Littering one shoulder were a series of small scars, almost certainly remnants of the burns she’d received in the fire Lou had set. The almost invisible blemishes forced me to recall every minute of the time I had been apart from Evie with crystal clarity and resolve to never be parted from her again. Not even if I had to reach into the flames myself next time.
There won’t be a next time, I reassured myself. From that day forward, I would do what I’d failed to do so far—keep her safe.
My fingers touched her cheeks, dragged at her bra, brushed over her nipples, tickled at her stomach. Everything happened without conscious thought, as though I was compelled into action by something greater than just me.
Even if I had been in control though, I wouldn’t have changed a goddamned thing. I tugged her clothes away, seeking access to all the things I’d been denied for so long by absence. Even though it wasn’t wise to delay or let our desire take hold just yet, I couldn’t stop myself if I’d wanted to.
Only Evie held the power to say no, and her voice was otherwise
occupied with tiny sounds that spurred my need on to heights that I could never have imagined. Eighteen months denied pleasure, denied access to her sweet taste—it was too much.
I fell to my knees in front of her. Once, I’d wondered whether her kind had been worshipped in days gone by. From the artifacts I’d found, I now knew they were. Not one would ever have been worshipped as thoroughly as Evie would be for the rest of her days if I had anything to do with it though.
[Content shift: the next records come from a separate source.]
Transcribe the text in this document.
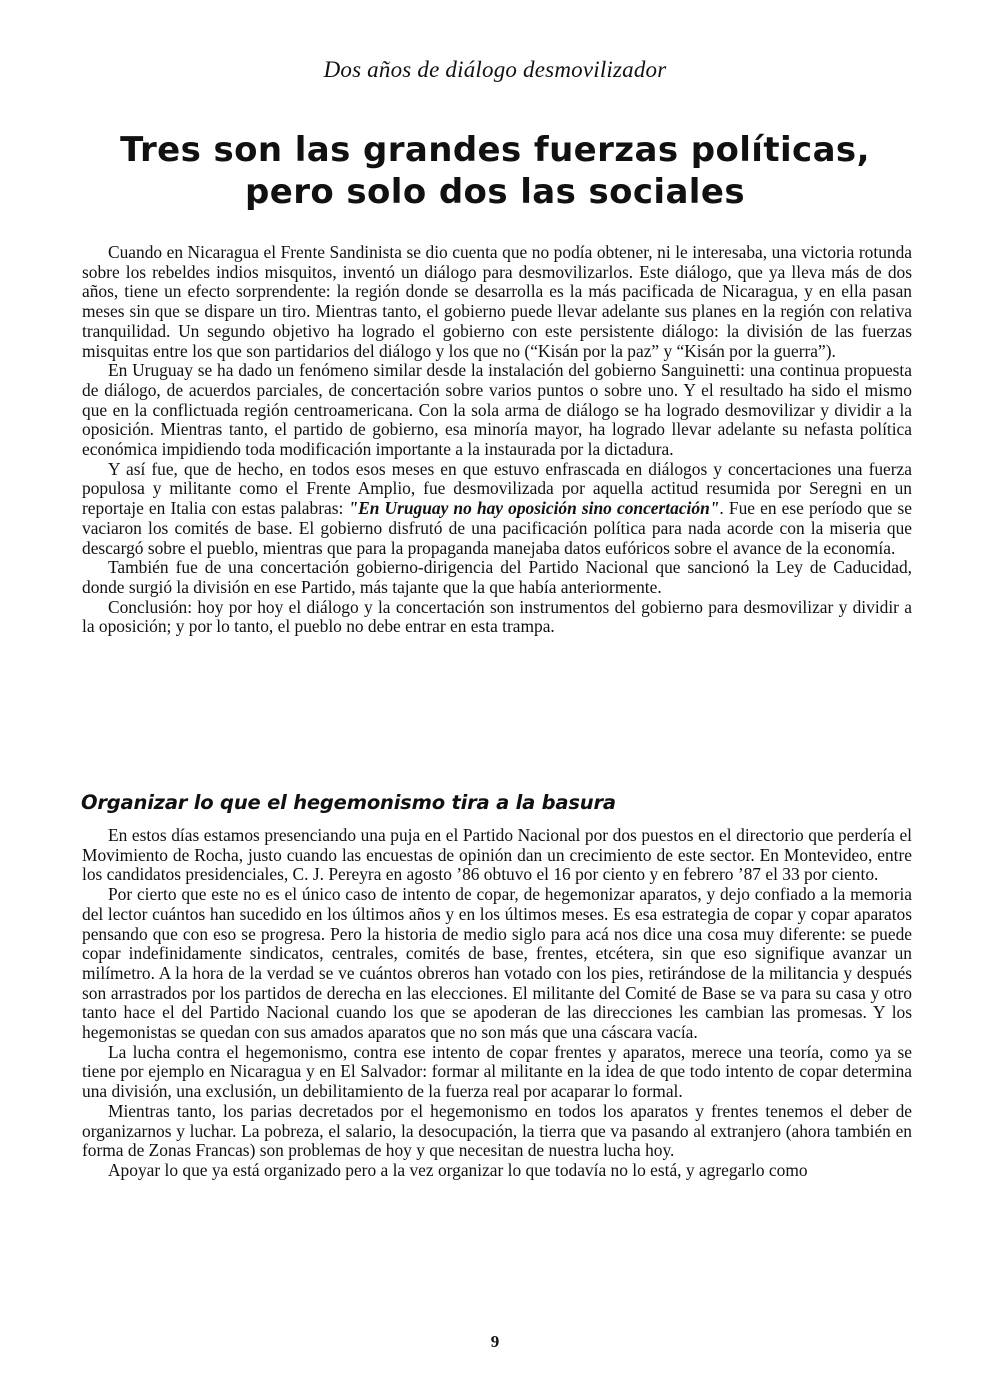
Dos años de diálogo desmovilizador
Tres son las grandes fuerzas políticas,
pero solo dos las sociales

Cuando en Nicaragua el Frente Sandinista se dio cuenta que no podía obtener, ni le interesaba, una victoria rotunda sobre los rebeldes indios misquitos, inventó un diálogo para desmovilizarlos. Este diálogo, que ya lleva más de dos años, tiene un efecto sorprendente: la región donde se desarrolla es la más pacificada de Nicaragua, y en ella pasan meses sin que se dispare un tiro. Mientras tanto, el gobierno puede llevar adelante sus planes en la región con relativa tranquilidad. Un segundo objetivo ha logrado el gobierno con este persistente diálogo: la división de las fuerzas misquitas entre los que son partidarios del diálogo y los que no (“Kisán por la paz” y “Kisán por la guerra”).

En Uruguay se ha dado un fenómeno similar desde la instalación del gobierno Sanguinetti: una continua propuesta de diálogo, de acuerdos parciales, de concertación sobre varios puntos o sobre uno. Y el resultado ha sido el mismo que en la conflictuada región centroamericana. Con la sola arma de diálogo se ha logrado desmovilizar y dividir a la oposición. Mientras tanto, el partido de gobierno, esa minoría mayor, ha logrado llevar adelante su nefasta política económica impidiendo toda modificación importante a la instaurada por la dictadura.

Y así fue, que de hecho, en todos esos meses en que estuvo enfrascada en diálogos y concertaciones una fuerza populosa y militante como el Frente Amplio, fue desmovilizada por aquella actitud resumida por Seregni en un reportaje en Italia con estas palabras: "En Uruguay no hay oposición sino concertación". Fue en ese período que se vaciaron los comités de base. El gobierno disfrutó de una pacificación política para nada acorde con la miseria que descargó sobre el pueblo, mientras que para la propaganda manejaba datos eufóricos sobre el avance de la economía.

También fue de una concertación gobierno-dirigencia del Partido Nacional que sancionó la Ley de Caducidad, donde surgió la división en ese Partido, más tajante que la que había anteriormente.

Conclusión: hoy por hoy el diálogo y la concertación son instrumentos del gobierno para desmovilizar y dividir a la oposición; y por lo tanto, el pueblo no debe entrar en esta trampa.

Organizar lo que el hegemonismo tira a la basura

En estos días estamos presenciando una puja en el Partido Nacional por dos puestos en el directorio que perdería el Movimiento de Rocha, justo cuando las encuestas de opinión dan un crecimiento de este sector. En Montevideo, entre los candidatos presidenciales, C. J. Pereyra en agosto ’86 obtuvo el 16 por ciento y en febrero ’87 el 33 por ciento.

Por cierto que este no es el único caso de intento de copar, de hegemonizar aparatos, y dejo confiado a la memoria del lector cuántos han sucedido en los últimos años y en los últimos meses. Es esa estrategia de copar y copar aparatos pensando que con eso se progresa. Pero la historia de medio siglo para acá nos dice una cosa muy diferente: se puede copar indefinidamente sindicatos, centrales, comités de base, frentes, etcétera, sin que eso signifique avanzar un milímetro. A la hora de la verdad se ve cuántos obreros han votado con los pies, retirándose de la militancia y después son arrastrados por los partidos de derecha en las elecciones. El militante del Comité de Base se va para su casa y otro tanto hace el del Partido Nacional cuando los que se apoderan de las direcciones les cambian las promesas. Y los hegemonistas se quedan con sus amados aparatos que no son más que una cáscara vacía.

La lucha contra el hegemonismo, contra ese intento de copar frentes y aparatos, merece una teoría, como ya se tiene por ejemplo en Nicaragua y en El Salvador: formar al militante en la idea de que todo intento de copar determina una división, una exclusión, un debilitamiento de la fuerza real por acaparar lo formal.

Mientras tanto, los parias decretados por el hegemonismo en todos los aparatos y frentes tenemos el deber de organizarnos y luchar. La pobreza, el salario, la desocupación, la tierra que va pasando al extranjero (ahora también en forma de Zonas Francas) son problemas de hoy y que necesitan de nuestra lucha hoy.

Apoyar lo que ya está organizado pero a la vez organizar lo que todavía no lo está, y agregarlo como

9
Grabbing hold of her hips for support, I moved to caress her pussy with my tongue. The taste of her was divine and a moan rose in my throat in response, vibrating against her warm flesh. In response, she clutched at the wall behind her for support and cried out with need. Continuing to explore, to taste, I moved my hand so I could use my fingers to speed her to pleasure.
The sensation of the warmth surrounding me as I rediscovered her body, made me long for more. For everything. Worshiping her with my fingers, I kissed my way back up her body, stopping to clutch at her waist as the realization she was back in my arms struck with an intensity that made me want to sob.
I glanced up her body, her flawless olive skin, her chest—heaving as she panted with desperation—her fiery red-gold hair spilling over her shoulders, and couldn’t let the moment go unnoticed.
“Fuck, you’re beautiful,” I murmured against her stomach
By the time I reached her lips again, I couldn’t wait another second. Evie’s body trembled in my hold, and I wanted—needed—to unite with her fully. I wrapped her legs around my waist, took just a second to line myself up, and thrust into her.
Being with her again was almost too much to cope with, too much for my body to withstand, and I had to clutch at her hips and still my movements to stop myself from coming on the spot.
When I started to move again, the small moans of pleasure she made as I thrust into her were almost worth every second of the time we’d spent apart—except for the knowledge that if I’d been at her side, I could have made her issue similar sounds every day for the past year and a half. As if she sensed a melancholy settling into me, she drew my lips back to hers and kissed me until we were both breathless.